Должен признать, что сейчас в нашу страшную капиталистическую эпоху книги издаются несравнимо более красочными, чем во времена моего детства. В наши дни стоит быть ребенком... богатых родителей.
II. Дух пущи
Я не буду говорить ни о «В Войтовой избе», ни о комаре, который упал с дуба и сломал себе кость в пояснице, о нем писал даже Милош. Когда ты очень молод, как я восемьдесят лет назад, то запоминаешь то, что читаешь, но на фамилии авторов не обращаешь ни малейшего внимания.
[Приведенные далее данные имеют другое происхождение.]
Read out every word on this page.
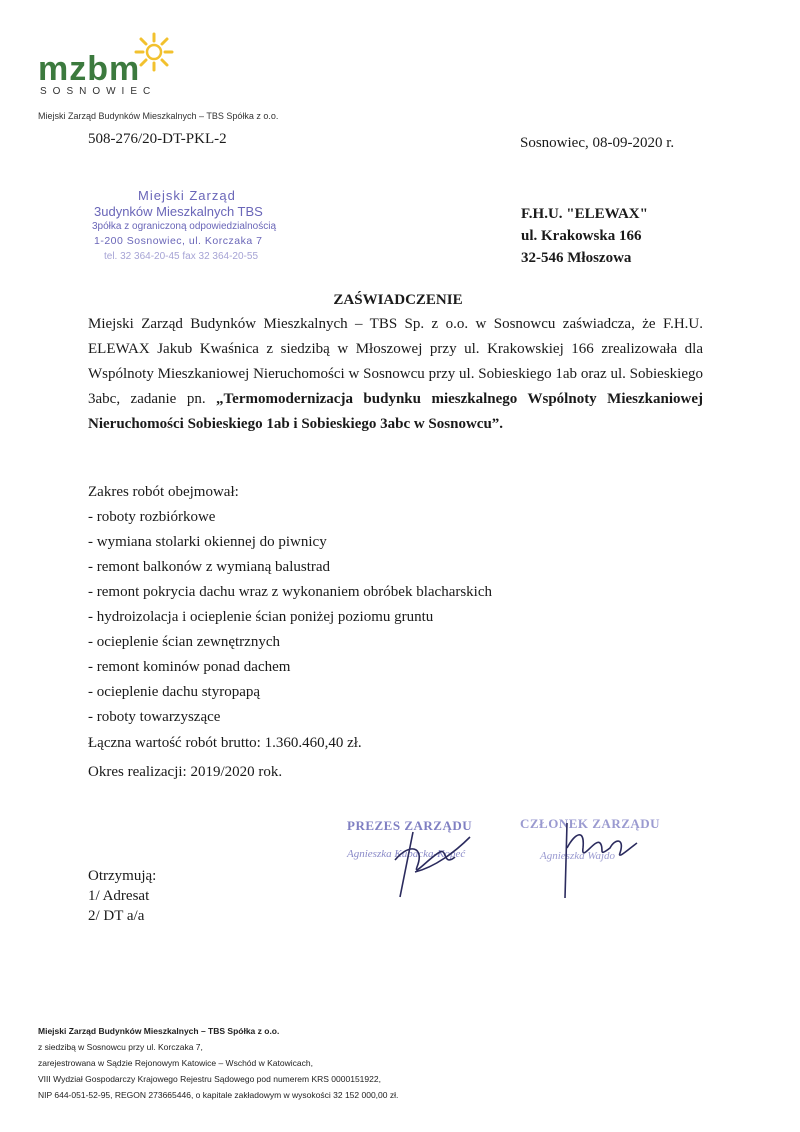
mzbm
SOSNOWIEC
Miejski Zarząd Budynków Mieszkalnych – TBS Spółka z o.o.
508-276/20-DT-PKL-2	Sosnowiec, 08-09-2020 r.
Miejski Zarząd
3udynków Mieszkalnych TBS
3półka z ograniczoną odpowiedzialnością
1-200 Sosnowiec, ul. Korczaka 7
tel. 32 364-20-45 fax 32 364-20-55
F.H.U. "ELEWAX"
ul. Krakowska 166
32-546 Młoszowa
ZAŚWIADCZENIE

Miejski Zarząd Budynków Mieszkalnych – TBS Sp. z o.o. w Sosnowcu zaświadcza, że F.H.U. ELEWAX Jakub Kwaśnica z siedzibą w Młoszowej przy ul. Krakowskiej 166 zrealizowała dla Wspólnoty Mieszkaniowej Nieruchomości w Sosnowcu przy ul. Sobieskiego 1ab oraz ul. Sobieskiego 3abc, zadanie pn. „Termomodernizacja budynku mieszkalnego Wspólnoty Mieszkaniowej Nieruchomości Sobieskiego 1ab i Sobieskiego 3abc w Sosnowcu”.

Zakres robót obejmował:
- roboty rozbiórkowe
- wymiana stolarki okiennej do piwnicy
- remont balkonów z wymianą balustrad
- remont pokrycia dachu wraz z wykonaniem obróbek blacharskich
- hydroizolacja i ocieplenie ścian poniżej poziomu gruntu
- ocieplenie ścian zewnętrznych
- remont kominów ponad dachem
- ocieplenie dachu styropapą
- roboty towarzyszące
Łączna wartość robót brutto: 1.360.460,40 zł.
Okres realizacji: 2019/2020 rok.
PREZES ZARZĄDU
Agnieszka Kubacka-Kopeć
CZŁONEK ZARZĄDU
Agnieszka Wajdo
Otrzymują:
1/ Adresat
2/ DT a/a
Miejski Zarząd Budynków Mieszkalnych – TBS Spółka z o.o.
z siedzibą w Sosnowcu przy ul. Korczaka 7,
zarejestrowana w Sądzie Rejonowym Katowice – Wschód w Katowicach,
VIII Wydział Gospodarczy Krajowego Rejestru Sądowego pod numerem KRS 0000151922,
NIP 644-051-52-95, REGON 273665446, o kapitale zakładowym w wysokości 32 152 000,00 zł.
Не знаю, кто написал книгу «Джибенносай, дух пущи», но помню, что я ужасно боялся, когда ее читал. Однако моя душа формировалась в соприкосновении с Жюль Верном и Владиславом Уминьским. Разумеется, был Карл Май, который оказался вроде болота или трясины, затягивающей невероятно глубоко, далее Дюма – «Три мушкетера», «Двадцать лет спустя», этому не было конца. И еще Киплинг, прежде всего обе «Книги джунглей» и сказки. «Книга джунглей» очень мне нравилась, я только пропускал песни, которыми разделялись отдельные рассказы. Потом уже Стефан Грабинский, начиная с «Демона движения».
Немного раньше я прочел «Остров мудрецов» Марии Буйно-Артцовой. Этот роман произвел на меня столь колоссальное впечатление, и я был настолько уверен в его качестве, что через много лет, уже на закате ПНР, предложил его переиздать. Однако, когда удалось получить экземпляр и я прочел его заново, оказалось, что он не имеет ни рук, ни ног, он слаб как интеллектуально, так и сюжетно, автор сама запуталась в своих идеях. Когда тебе десять лет, трудно критиковать. В очень раннем возрасте человек подобен еще не настроенной системе резонаторов и сильно реагирует на то, что читает, позже впечатление становится избирательным. Тогда было легко дать себя обмануть.